You have given me so much....friendship, support, information...opened my eyes to so much,...and I am very grateful.

I will continue to blog elsewhere....and would be delighted to give you the new address if you would care to e mail me.


Happy New Year to you all.
 

Thursday, 20 December 2012

You mightn't happen to have a piece of cheese about you, now?

I landed at Juan Santamaria airport on the evening of the eighteenth of December.
The cheese landed on the evening of the nineteenth, having taken a little break in Madrid.

It, and the suitcase containing it, have just been delivered to the door by a charming gentleman who, intrigued by the aroma of his cargo, enquired as to the nature of the contents.
He recoiled as if faced by a striking snake when I freed the zips and with the driving force of a thousand horse the collective odours of the cheeses of France and England made their presence known.

He gathered himself together.

Had something died?

Costa Rica is not a great cheese producing nation.

All stacked away in the fridge...not ideal, but when in the tropics....I can count my journey as finally over, and look forward to the first band of visitors arriving tonight, the only anxiety being whether - having contumaciously decided to travel via the United States - the packages of whole smoked fish will get past U.S. customs.

I have enjoyed seeing friends, meeting and telephoning fellow bloggers, visiting old haunts and new; have managed to do most of the admin things which needed attention, have visited mother, but am truly relieved to be home, where not only has the kitchen been finished but the exterior of the house has been painted in a most dashing combination of deep yellow and green.

The dogs were as delighted to see me as I was to see them, the newly hatched ducklings are waddling about in their pen and reducing the contents of their water bowl to sludge in the space of an hour, the hoses are laid out for watering and every house I passed on my way home was alive with Christmas lights.
Home.


And what do I remember of my trip?

That the fashion for Mod style pork pie hats has returned for girls in France.

That ankle boots are worn...usually looking incongruous on the end of stick thin legs.

That travel by Eurolines resembles an ill managed retreat from Moscow.....
Firstly, their bus no longer leaves outside the front door of Tours station but from a layby about a kilometre away down a dingy side street deserted at night, where the office does not open until you have started to board the bus, only to be repelled and sent to the office to get a boarding pass.
Then you are decanted  at Lille station in the dark of a winter morning where the perversity of SNCF is such that it first refuses to open the doors, leaving the Eurolines stragglers outside in the wind tunnel and then refuses to close them, so that the said stragglers have to find refuge from the chill in the only warm places - the ticket office and the loos, the haunts of SNCF employees.
Staff at the franchised caffs have to work in the cold.
Unloading the luggage at the Chunnel  is another joy.....large smug young customs officers watching tired travellers struggling to put luggage on a scanner, the ritual stop and search of a Bulgarian, the queue for the loos.....the only pleasure being on the approaches to Victoria Coach station where social mobility is such that areas of the South Circular are becoming sub gentrified.

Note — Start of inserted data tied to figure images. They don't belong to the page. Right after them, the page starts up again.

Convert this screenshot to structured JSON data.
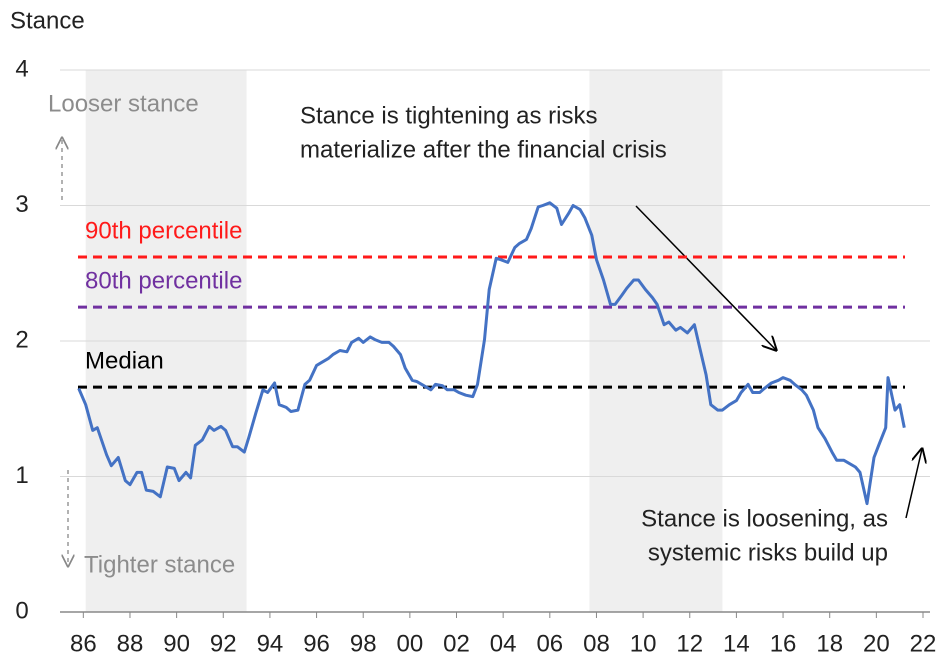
{
  "chart_data": {
    "type": "line",
    "y_axis_label": "Stance",
    "xlim": [
      1985,
      2022.3
    ],
    "ylim": [
      0,
      4
    ],
    "yticks": [
      0,
      1,
      2,
      3,
      4
    ],
    "xticks": [
      {
        "value": 1986,
        "label": "86"
      },
      {
        "value": 1988,
        "label": "88"
      },
      {
        "value": 1990,
        "label": "90"
      },
      {
        "value": 1992,
        "label": "92"
      },
      {
        "value": 1994,
        "label": "94"
      },
      {
        "value": 1996,
        "label": "96"
      },
      {
        "value": 1998,
        "label": "98"
      },
      {
        "value": 2000,
        "label": "00"
      },
      {
        "value": 2002,
        "label": "02"
      },
      {
        "value": 2004,
        "label": "04"
      },
      {
        "value": 2006,
        "label": "06"
      },
      {
        "value": 2008,
        "label": "08"
      },
      {
        "value": 2010,
        "label": "10"
      },
      {
        "value": 2012,
        "label": "12"
      },
      {
        "value": 2014,
        "label": "14"
      },
      {
        "value": 2016,
        "label": "16"
      },
      {
        "value": 2018,
        "label": "18"
      },
      {
        "value": 2020,
        "label": "20"
      },
      {
        "value": 2022,
        "label": "22"
      }
    ],
    "grid": true,
    "shaded_periods": [
      [
        1986.1,
        1993.0
      ],
      [
        2007.7,
        2013.4
      ]
    ],
    "reference_lines": [
      {
        "label": "90th percentile",
        "value": 2.62,
        "color": "#ff1a1a"
      },
      {
        "label": "80th percentile",
        "value": 2.25,
        "color": "#7030a0"
      },
      {
        "label": "Median",
        "value": 1.66,
        "color": "#000000"
      }
    ],
    "direction_labels": {
      "up": "Looser stance",
      "down": "Tighter stance"
    },
    "annotations": [
      {
        "lines": [
          "Stance is tightening as risks",
          "materialize after the financial crisis"
        ]
      },
      {
        "lines": [
          "Stance is loosening, as",
          "systemic risks build up"
        ]
      }
    ],
    "series": [
      {
        "name": "Stance",
        "color": "#4472c4",
        "x": [
          1985.8,
          1986.1,
          1986.4,
          1986.6,
          1987.0,
          1987.2,
          1987.5,
          1987.8,
          1988.0,
          1988.3,
          1988.5,
          1988.7,
          1989.0,
          1989.3,
          1989.6,
          1989.9,
          1990.1,
          1990.4,
          1990.6,
          1990.8,
          1991.1,
          1991.4,
          1991.6,
          1991.9,
          1992.1,
          1992.4,
          1992.6,
          1992.9,
          1993.1,
          1993.4,
          1993.7,
          1993.9,
          1994.2,
          1994.4,
          1994.7,
          1994.9,
          1995.2,
          1995.5,
          1995.7,
          1996.0,
          1996.2,
          1996.5,
          1996.7,
          1997.0,
          1997.3,
          1997.5,
          1997.8,
          1998.0,
          1998.3,
          1998.5,
          1998.8,
          1999.1,
          1999.3,
          1999.6,
          1999.8,
          2000.1,
          2000.3,
          2000.6,
          2000.9,
          2001.1,
          2001.4,
          2001.6,
          2001.9,
          2002.1,
          2002.4,
          2002.7,
          2002.9,
          2003.2,
          2003.4,
          2003.7,
          2003.9,
          2004.2,
          2004.5,
          2004.7,
          2005.0,
          2005.2,
          2005.5,
          2005.7,
          2006.0,
          2006.3,
          2006.5,
          2006.8,
          2007.0,
          2007.3,
          2007.5,
          2007.8,
          2008.0,
          2008.3,
          2008.6,
          2008.8,
          2009.1,
          2009.3,
          2009.6,
          2009.8,
          2010.1,
          2010.4,
          2010.6,
          2010.9,
          2011.1,
          2011.4,
          2011.6,
          2011.9,
          2012.2,
          2012.4,
          2012.7,
          2012.9,
          2013.2,
          2013.4,
          2013.7,
          2014.0,
          2014.2,
          2014.5,
          2014.7,
          2015.0,
          2015.2,
          2015.5,
          2015.8,
          2016.0,
          2016.3,
          2016.5,
          2016.8,
          2017.0,
          2017.3,
          2017.5,
          2017.8,
          2018.1,
          2018.3,
          2018.6,
          2018.8,
          2019.1,
          2019.3,
          2019.6,
          2019.9,
          2020.1,
          2020.4,
          2020.5,
          2020.8,
          2021.0,
          2021.2
        ],
        "values": [
          1.65,
          1.53,
          1.34,
          1.36,
          1.16,
          1.08,
          1.14,
          0.97,
          0.94,
          1.03,
          1.03,
          0.9,
          0.89,
          0.85,
          1.07,
          1.06,
          0.97,
          1.03,
          0.99,
          1.23,
          1.27,
          1.37,
          1.34,
          1.37,
          1.34,
          1.22,
          1.22,
          1.18,
          1.29,
          1.47,
          1.64,
          1.62,
          1.69,
          1.53,
          1.51,
          1.48,
          1.49,
          1.68,
          1.71,
          1.82,
          1.84,
          1.87,
          1.9,
          1.93,
          1.92,
          1.99,
          2.02,
          1.99,
          2.03,
          2.01,
          1.99,
          1.99,
          1.96,
          1.9,
          1.8,
          1.71,
          1.7,
          1.67,
          1.64,
          1.68,
          1.67,
          1.64,
          1.64,
          1.62,
          1.6,
          1.59,
          1.68,
          2.01,
          2.38,
          2.61,
          2.6,
          2.58,
          2.69,
          2.72,
          2.75,
          2.83,
          2.99,
          3.0,
          3.02,
          2.98,
          2.86,
          2.94,
          3.0,
          2.97,
          2.91,
          2.78,
          2.6,
          2.45,
          2.27,
          2.27,
          2.34,
          2.39,
          2.45,
          2.45,
          2.38,
          2.32,
          2.27,
          2.12,
          2.14,
          2.08,
          2.1,
          2.06,
          2.12,
          1.97,
          1.75,
          1.53,
          1.49,
          1.49,
          1.53,
          1.56,
          1.62,
          1.68,
          1.62,
          1.62,
          1.65,
          1.69,
          1.71,
          1.73,
          1.71,
          1.68,
          1.64,
          1.6,
          1.49,
          1.36,
          1.28,
          1.18,
          1.12,
          1.12,
          1.1,
          1.07,
          1.03,
          0.8,
          1.14,
          1.23,
          1.36,
          1.73,
          1.49,
          1.53,
          1.36
        ]
      }
    ]
  }
}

That a first visit to Spain was a delight.

That while the majority of men above middle age in Southampton are well built and fair haired those characteristics seem to disappear when considering younger men.

That travelling on the bus in Southampton is a friendly, chatty affair.

That the carol concert by candlelight would have been improved by some mulled wine.

That the food available in the U.K. is infinitely varied and of good quality.

That my days of lumbering two overloaded suitcases, a cabin bag and handbag across Europe are over.


Roll on Christmas, I'm just about ready for it. Cheese and all.